Discarding viable organs has a disheartening impact on donors, let alone on patients. Discarding takes away from the exceptional work of our medical staff. Last year in Northern Ireland, kidney transplant surgeons operating in the Belfast Health and Social Care Trust were able to utilise trust theatres and private hospital theatres at night and carried out a record number of kidney transplants. This remarkable, life-changing and life-enhancing work should and could be allowed to continue.

Covid, as we know, can attack vital organs. Those with kidney failure are vulnerable to harsher health outcomes if they get covid, and according to data I have been made aware of, a transplant gives better recovery outcomes. I have been told that, in all likelihood, more people in the UK could require kidney transplants post covid, so to be discarding usable donor kidneys is a shocking waste and a potential scandal.

An unintended consequence is that a pause in transplant operations now could lead to a shortage of viable organs in the future. We have a duty to futureproof demand by ensuring that kidney transplants continue now.

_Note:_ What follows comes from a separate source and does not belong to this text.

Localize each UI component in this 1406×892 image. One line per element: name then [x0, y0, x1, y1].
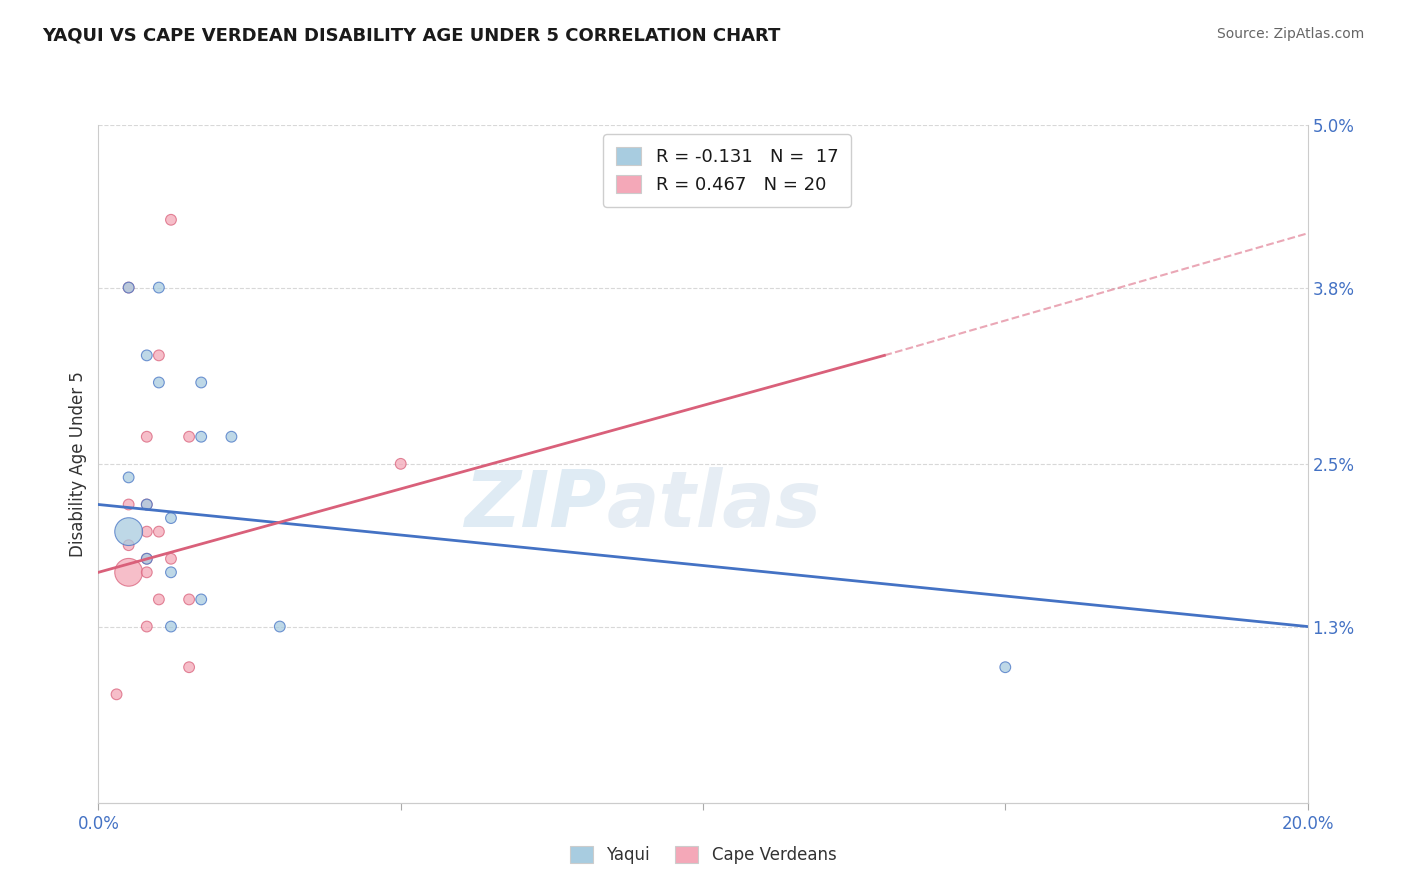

Currently, if a viable donor kidney is offered to Belfast, it is routinely refused. It is then offered to one of the other 23 units in Great Britain. If not used there, it is discarded. The Health Secretary needs to spell out the precise numbers of discarded kidneys, hearts, pancreases, livers and lungs across each region of the United Kingdom, and he needs to spell out the percentage increase in discarded organs since 2019. I know that 24 patients have been denied a kidney transplant in Northern Ireland since October 2020. It can only be assumed that the number of denied operations is far greater across the whole of the United Kingdom. Can the Government confirm that number urgently?

Will the Belfast trust and other management bodies in Great Britain now grant the opening of kidney transplant operations? Will they consider using the South West Acute Hospital? Will they agree to use private theatre facilities, if required, to expedite needed procedures? I salute the expert and wonderful work that we have in this field. Untie the hands of these experts and let them get on with this life-saving work. Let us halt this scandal.

The hon. Gentleman asks leave to propose a debate on this specific and important matter of discarded human organs, which he has brought urgently to the House. I have to tell him that Mr Speaker is not satisfied that the matter raised is proper to be discussed under Standing Order No. 24, and therefore will not grant time for a debate, but that does not mean that Mr Speaker has not taken this matter seriously. I am very pleased to see that the Under-Secretary of State for Health and Social Care, the hon. Member for Bury St Edmunds (Jo Churchill), is on the Treasury Bench and has listened to every word of the hon. Gentleman’s application. I am quite sure—the Minister is indicating to me her assent—that she will carefully consider ways in which the matter can be taken forward both in this House and in policy terms. I thank the hon. Gentleman for bringing this urgent and very disturbing matter to the attention of the House and of the Government.